Sorrenti, who looks younger than her 82 years -- "You should see me with my makeup and you'd think I was even younger," she says -- has definite ideas about checking out of this life and it doesn't involve hospitals.

"My mother had the perfect death," she said. "She went to sleep at 99 and didn't wake up."

At 88, Mary Goulah manages with the help of some home care, but she doesn't stir far from her chair in her living room -- certainly not far enough to get to a doctor's office.

"I had trouble with my feet for one thing," she said. "That was when he (Dr. Sloane) first started coming to see me.

"I wore him out, that's why he is retiring," she said with a laugh, her sense of humour clearly not dimmed by a range of ailments. "It's too much for me to go out to a doctor."

Sloane will likely be retiring before one of his patients, Jim Steele, does.
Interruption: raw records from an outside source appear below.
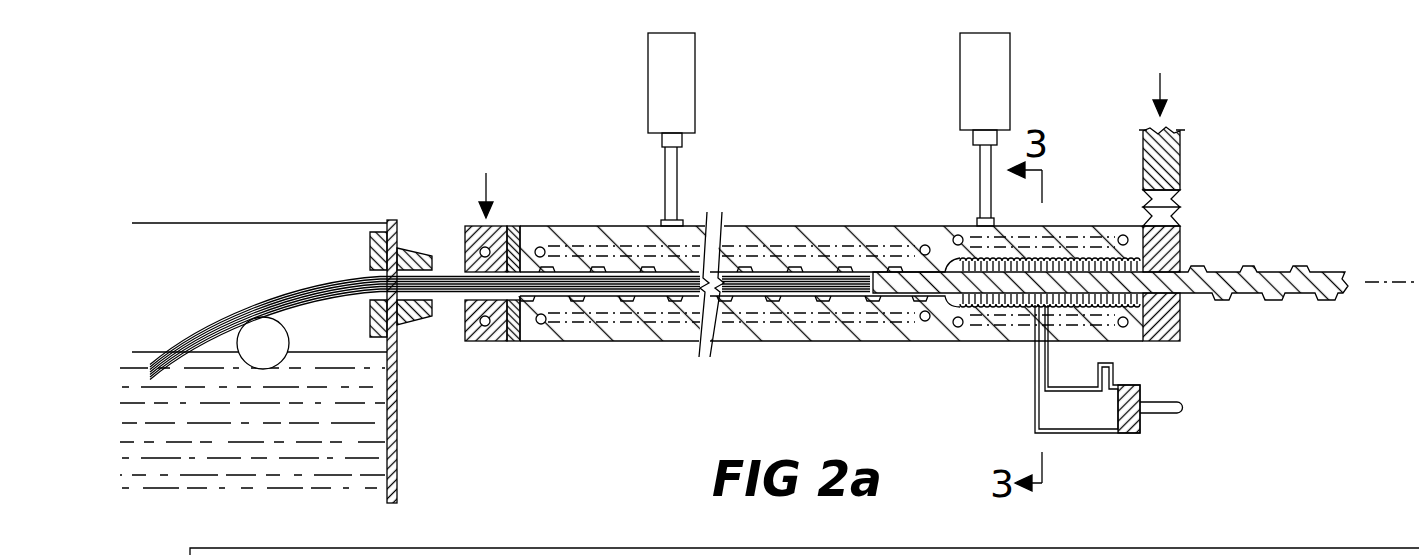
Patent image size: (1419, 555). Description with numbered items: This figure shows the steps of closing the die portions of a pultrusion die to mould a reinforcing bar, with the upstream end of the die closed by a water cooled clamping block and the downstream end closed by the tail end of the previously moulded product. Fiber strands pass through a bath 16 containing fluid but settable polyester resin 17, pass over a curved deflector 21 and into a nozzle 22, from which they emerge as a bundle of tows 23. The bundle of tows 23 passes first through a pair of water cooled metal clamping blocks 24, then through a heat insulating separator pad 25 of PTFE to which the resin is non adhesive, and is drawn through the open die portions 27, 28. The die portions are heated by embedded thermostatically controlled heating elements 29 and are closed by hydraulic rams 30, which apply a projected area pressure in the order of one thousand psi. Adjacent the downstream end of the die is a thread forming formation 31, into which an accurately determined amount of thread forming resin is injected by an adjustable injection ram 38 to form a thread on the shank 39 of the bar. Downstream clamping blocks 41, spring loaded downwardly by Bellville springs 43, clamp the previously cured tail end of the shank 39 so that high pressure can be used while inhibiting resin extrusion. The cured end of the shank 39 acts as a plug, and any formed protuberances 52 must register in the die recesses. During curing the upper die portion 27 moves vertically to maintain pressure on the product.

The bath 16 is at (393, 436).
The polyester resin 17 is at (228, 450).
The curved deflector 21 is at (256, 337).
The nozzle 22 is at (405, 248).
The bundle of tows 23 is at (446, 279).
The metal clamping blocks 24 is at (489, 332).
The heat insulating separator pad 25 is at (513, 331).
The upper die portion 27 is at (847, 232).
The lower die portion 28 is at (824, 343).
The heating elements 29 is at (547, 326).
The hydraulic rams 30 is at (978, 101).
The thread forming formation 31 is at (1092, 216).
The adjustable injection ram 38 is at (1128, 408).
The shank 39 is at (1248, 273).
The downstream clamping blocks 41 is at (1170, 250).
The Bellville springs 43 is at (1180, 202).
The protuberances 52 is at (1273, 299).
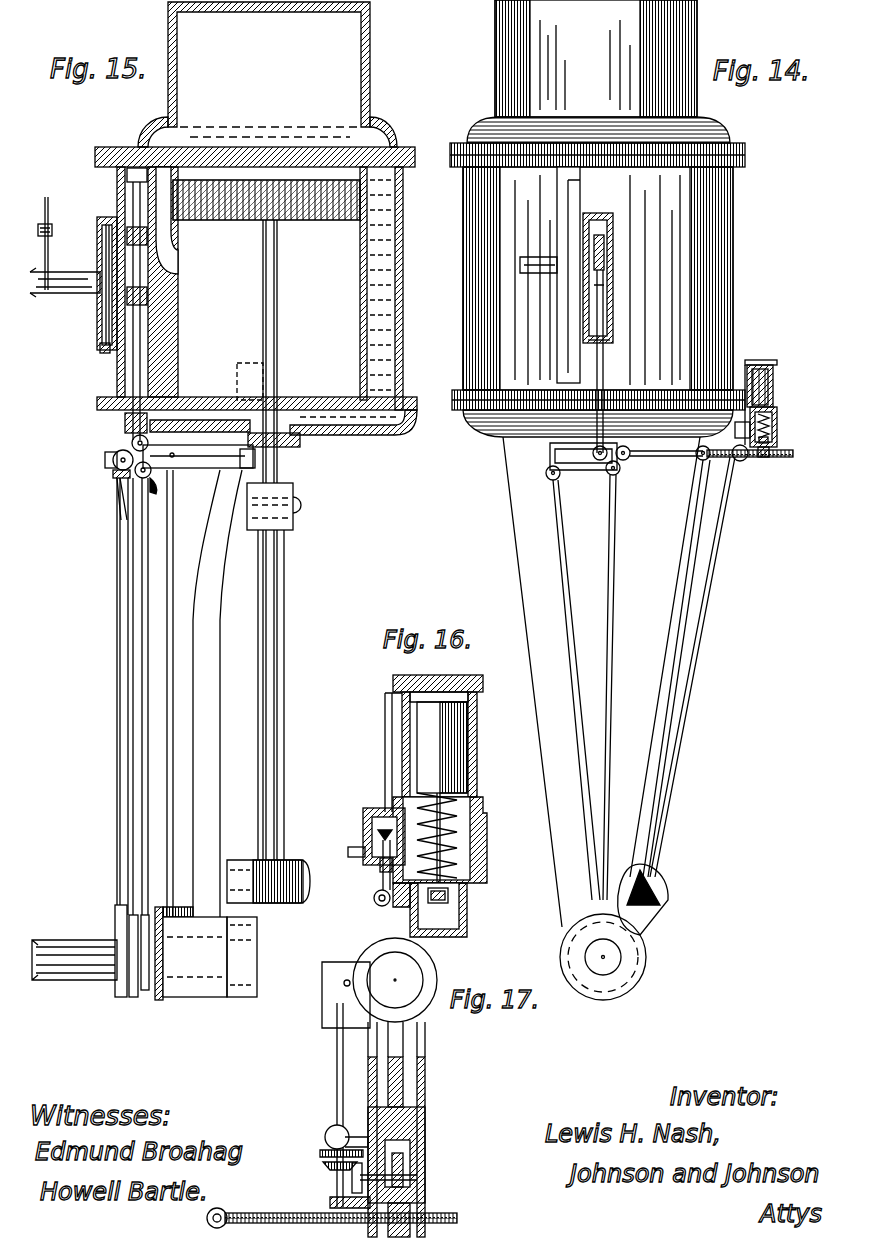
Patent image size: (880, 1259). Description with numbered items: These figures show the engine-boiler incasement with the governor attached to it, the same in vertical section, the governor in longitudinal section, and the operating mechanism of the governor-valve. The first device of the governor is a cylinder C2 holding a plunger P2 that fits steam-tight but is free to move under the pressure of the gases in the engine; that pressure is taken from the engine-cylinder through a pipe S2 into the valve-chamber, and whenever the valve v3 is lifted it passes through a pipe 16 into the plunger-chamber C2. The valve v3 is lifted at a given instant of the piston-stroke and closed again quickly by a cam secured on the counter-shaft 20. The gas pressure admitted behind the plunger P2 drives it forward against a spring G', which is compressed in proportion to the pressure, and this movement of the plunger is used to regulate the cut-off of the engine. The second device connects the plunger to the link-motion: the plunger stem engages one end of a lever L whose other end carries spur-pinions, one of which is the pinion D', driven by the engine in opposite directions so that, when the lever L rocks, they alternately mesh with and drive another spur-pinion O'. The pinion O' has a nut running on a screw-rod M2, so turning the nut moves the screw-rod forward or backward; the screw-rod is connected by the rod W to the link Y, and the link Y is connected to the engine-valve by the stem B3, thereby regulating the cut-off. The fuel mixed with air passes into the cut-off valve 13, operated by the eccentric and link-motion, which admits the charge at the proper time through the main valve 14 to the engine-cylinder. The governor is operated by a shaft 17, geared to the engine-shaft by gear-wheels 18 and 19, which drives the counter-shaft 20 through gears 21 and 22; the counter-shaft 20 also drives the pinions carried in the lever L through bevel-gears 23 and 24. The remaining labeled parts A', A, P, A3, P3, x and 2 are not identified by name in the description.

In FIG. 15, the upper tank / reservoir A' is at (267, 74).
In FIG. 14, the upper tank / reservoir A' is at (598, 71).
In FIG. 15, the cylinder body A is at (256, 297).
In FIG. 14, the cylinder body A is at (600, 535).
In FIG. 15, the piston P is at (266, 520).
In FIG. 15, the main valve 14 is at (137, 304).
In FIG. 15, the cut-off valve 13 is at (100, 253).
In FIG. 14, the cut-off valve 13 is at (592, 249).
In FIG. 15, the spring G' is at (56, 243).
In FIG. 16, the spring G' is at (442, 835).
In FIG. 15, the adjusting nut x is at (36, 232).
In FIG. 16, the adjusting nut x is at (382, 888).
In FIG. 15, the supply pipe A3 is at (65, 292).
In FIG. 15, the stem B3 is at (95, 362).
In FIG. 14, the stem B3 is at (602, 360).
In FIG. 15, the spur-pinion D' is at (109, 427).
In FIG. 17, the spur-pinion D' is at (404, 1162).
In FIG. 15, the lever L is at (199, 456).
In FIG. 16, the lever L is at (438, 910).
In FIG. 17, the lever L is at (396, 1129).
In FIG. 15, the spur-pinion O' is at (112, 463).
In FIG. 17, the spur-pinion O' is at (421, 1223).
In FIG. 15, the pin 2 is at (158, 483).
In FIG. 15, the shaft 17 is at (179, 708).
In FIG. 14, the shaft 17 is at (644, 728).
In FIG. 15, the gear-wheel 19 is at (175, 947).
In FIG. 15, the gear-wheel 18 is at (171, 928).
In FIG. 14, the link Y is at (588, 466).
In FIG. 14, the rod W is at (670, 461).
In FIG. 14, the screw-rod M2 is at (754, 461).
In FIG. 17, the screw-rod M2 is at (332, 1224).
In FIG. 14, the pipe S2 is at (733, 436).
In FIG. 16, the pipe S2 is at (347, 855).
In FIG. 14, the plunger P2 is at (774, 377).
In FIG. 14, the cylinder C2 is at (772, 426).
In FIG. 16, the cylinder C2 is at (444, 779).
In FIG. 17, the cylinder C2 is at (395, 980).
In FIG. 16, the piston of auxiliary cylinder P3 is at (442, 792).
In FIG. 16, the pipe 16 is at (387, 752).
In FIG. 16, the valve v3 is at (365, 825).
In FIG. 16, the counter-shaft 20 is at (372, 905).
In FIG. 17, the counter-shaft 20 is at (345, 1084).
In FIG. 17, the gear 21 is at (325, 1133).
In FIG. 17, the gear 22 is at (322, 1156).
In FIG. 17, the bevel-gear 23 is at (330, 1170).
In FIG. 17, the bevel-gear 24 is at (352, 1188).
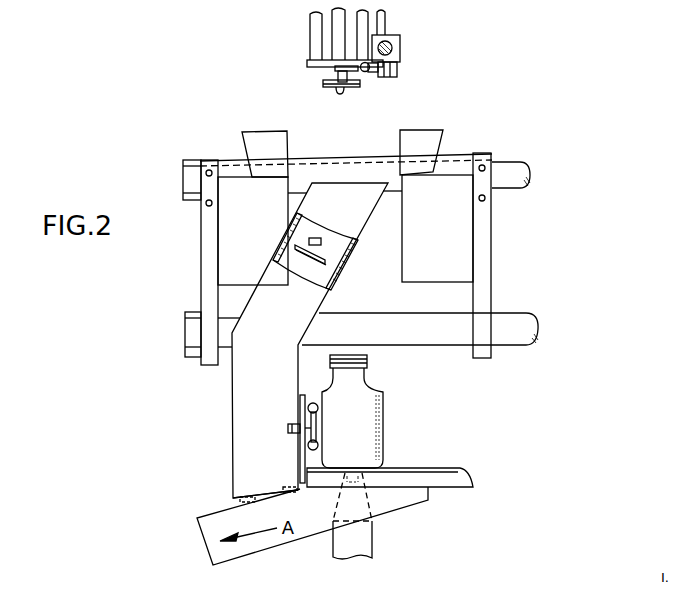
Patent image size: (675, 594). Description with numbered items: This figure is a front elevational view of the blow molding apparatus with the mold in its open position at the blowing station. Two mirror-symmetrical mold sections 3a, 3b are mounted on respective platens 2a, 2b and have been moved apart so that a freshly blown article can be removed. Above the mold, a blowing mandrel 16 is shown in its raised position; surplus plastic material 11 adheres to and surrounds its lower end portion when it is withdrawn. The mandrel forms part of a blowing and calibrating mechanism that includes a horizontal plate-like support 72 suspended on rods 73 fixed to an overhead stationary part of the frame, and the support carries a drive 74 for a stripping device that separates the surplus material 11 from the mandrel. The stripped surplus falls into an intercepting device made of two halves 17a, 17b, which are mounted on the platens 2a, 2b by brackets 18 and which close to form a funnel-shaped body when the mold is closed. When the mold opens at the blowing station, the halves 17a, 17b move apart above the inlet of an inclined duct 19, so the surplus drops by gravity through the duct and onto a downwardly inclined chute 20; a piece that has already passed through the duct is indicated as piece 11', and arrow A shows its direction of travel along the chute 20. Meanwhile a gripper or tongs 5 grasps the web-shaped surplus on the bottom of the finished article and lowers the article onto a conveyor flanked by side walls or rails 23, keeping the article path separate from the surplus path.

The blowing mandrel 16 is at (330, 32).
The rods 73 is at (360, 25).
The drive 74 is at (401, 56).
The plate-like support 72 is at (307, 68).
The surplus plastic material 11 is at (357, 97).
The piece of surplus material 11' is at (339, 266).
The portion of intercepting device 17a is at (245, 132).
The portion of intercepting device 17b is at (440, 128).
The brackets 18 is at (487, 163).
The platen 2a is at (210, 255).
The platen 2b is at (488, 255).
The mold section 3a is at (238, 233).
The mold section 3b is at (428, 229).
The duct 19 is at (253, 383).
The side walls or rails 23 is at (312, 402).
The chute 20 is at (215, 512).
The gripper or tongs 5 is at (365, 542).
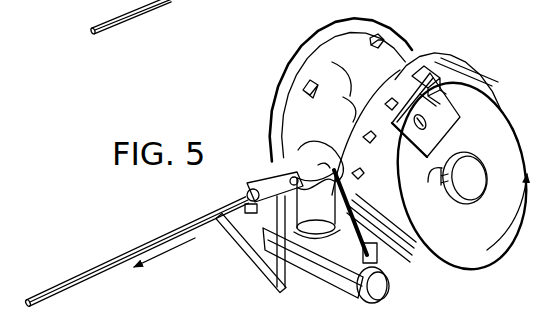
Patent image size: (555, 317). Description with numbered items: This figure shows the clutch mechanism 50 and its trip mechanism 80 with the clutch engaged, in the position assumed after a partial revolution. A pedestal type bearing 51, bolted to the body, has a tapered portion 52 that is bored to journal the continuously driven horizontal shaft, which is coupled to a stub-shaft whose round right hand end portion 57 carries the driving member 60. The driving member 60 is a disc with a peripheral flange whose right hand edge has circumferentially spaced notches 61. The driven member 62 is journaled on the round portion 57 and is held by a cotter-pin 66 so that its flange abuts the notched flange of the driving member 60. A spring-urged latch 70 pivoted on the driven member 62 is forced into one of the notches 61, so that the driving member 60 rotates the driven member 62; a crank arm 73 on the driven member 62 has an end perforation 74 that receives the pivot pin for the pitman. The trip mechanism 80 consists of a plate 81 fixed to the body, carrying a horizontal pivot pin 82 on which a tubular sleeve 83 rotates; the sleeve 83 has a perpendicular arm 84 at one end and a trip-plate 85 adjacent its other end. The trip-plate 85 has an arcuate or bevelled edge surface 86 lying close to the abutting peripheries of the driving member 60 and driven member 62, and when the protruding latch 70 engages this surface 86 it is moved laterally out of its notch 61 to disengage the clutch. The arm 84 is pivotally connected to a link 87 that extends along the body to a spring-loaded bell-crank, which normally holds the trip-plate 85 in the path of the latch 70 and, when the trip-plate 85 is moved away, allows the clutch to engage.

The clutch mechanism 50 is at (254, 112).
The pedestal type bearing 51 is at (318, 52).
The tapered portion 52 is at (353, 87).
The right hand end portion 57 is at (483, 165).
The driving member 60 is at (474, 57).
The notches 61 is at (364, 136).
The driven member 62 is at (452, 240).
The cotter-pin 66 is at (438, 172).
The latch 70 is at (406, 78).
The crank arm 73 is at (437, 150).
The end perforation 74 is at (445, 113).
The trip mechanism 80 is at (255, 276).
The plate 81 is at (250, 238).
The pivot pin 82 is at (387, 293).
The tubular sleeve 83 is at (337, 275).
The arm 84 is at (306, 204).
The trip-plate 85 is at (387, 260).
The arcuate or bevelled edge surface 86 is at (340, 160).
The link 87 is at (198, 0).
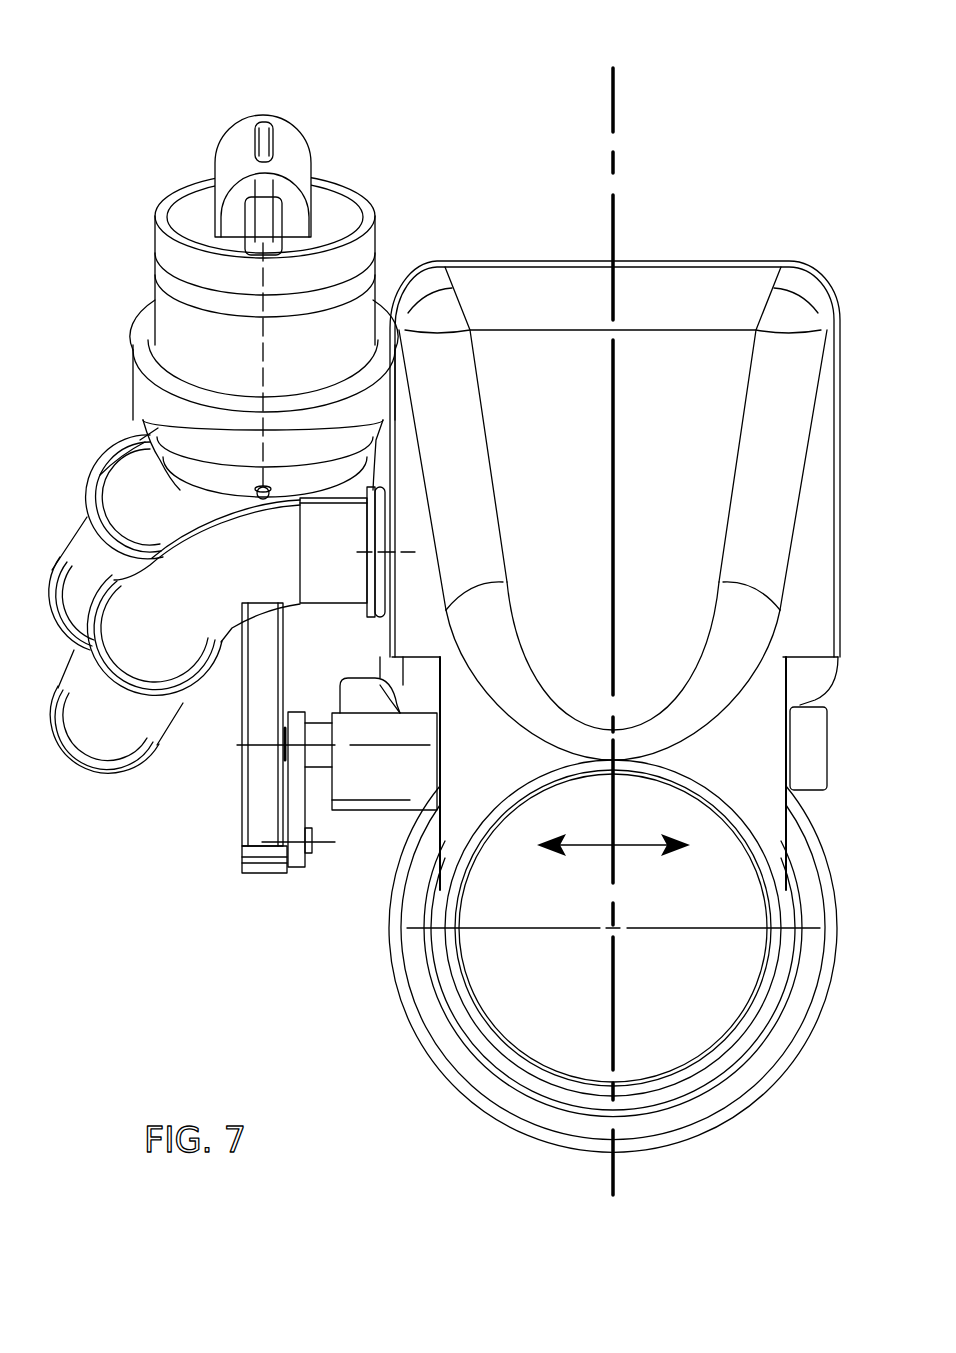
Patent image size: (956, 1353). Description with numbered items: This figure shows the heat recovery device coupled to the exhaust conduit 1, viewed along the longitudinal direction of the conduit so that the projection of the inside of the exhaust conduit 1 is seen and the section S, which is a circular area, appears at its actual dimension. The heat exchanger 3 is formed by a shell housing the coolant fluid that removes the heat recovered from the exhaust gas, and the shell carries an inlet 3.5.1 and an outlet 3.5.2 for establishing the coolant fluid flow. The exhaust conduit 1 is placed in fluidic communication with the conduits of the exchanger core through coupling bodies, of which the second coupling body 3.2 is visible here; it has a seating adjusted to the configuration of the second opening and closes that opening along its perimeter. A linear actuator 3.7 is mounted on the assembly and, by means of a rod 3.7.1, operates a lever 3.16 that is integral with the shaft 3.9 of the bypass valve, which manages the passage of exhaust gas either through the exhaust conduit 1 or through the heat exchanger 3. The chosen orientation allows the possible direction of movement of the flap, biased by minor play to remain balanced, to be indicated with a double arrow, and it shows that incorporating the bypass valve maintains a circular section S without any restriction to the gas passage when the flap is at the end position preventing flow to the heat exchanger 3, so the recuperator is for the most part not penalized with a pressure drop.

The heat exchanger 3 is at (439, 616).
The second coupling body 3.2 is at (670, 355).
The linear actuator 3.7 is at (200, 247).
The inlet 3.5.1 is at (123, 503).
The outlet 3.5.2 is at (97, 705).
The rod 3.7.1 is at (240, 722).
The shaft 3.9 is at (318, 753).
The lever 3.16 is at (297, 857).
The exhaust conduit 1 is at (492, 1032).
The section S is at (578, 1043).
The 91-year-old isn't quite ready to calls it quits with the wholesale bakery business he took on as a retirement project after his retail bakery closed.

One of Steele's sons was in school with Sloane in Kerrisdale from kindergarten on, and the elder Steele remembers the doctor as a young lad at class events.

Steele's balance is unsteady and he leans on a walker, but asked how he negotiates steep stairs at his premises, he is indignant.

"I walk up them just like any other human being," he said sharply when asked about the stairs Sloane aptly describes as "breath takingly steep."

Paul Steele, another son and the brother of Sloane's classmate, doesn't think Sloane can be easily replaced.

"It's going to be difficult if not impossible to replace people like John," said the younger Steele. "To find people with that experience in family practice and in gerontology, and who care enough to do this."

Watching Sloane care for his father, Steele is convinced that the health-care system would save money if there were more doctors ready to take on the care of homebound seniors. But it won't happen, he said, unless public policy makes it a worthwhile option for doctors.

"You have to make it attractive," he said.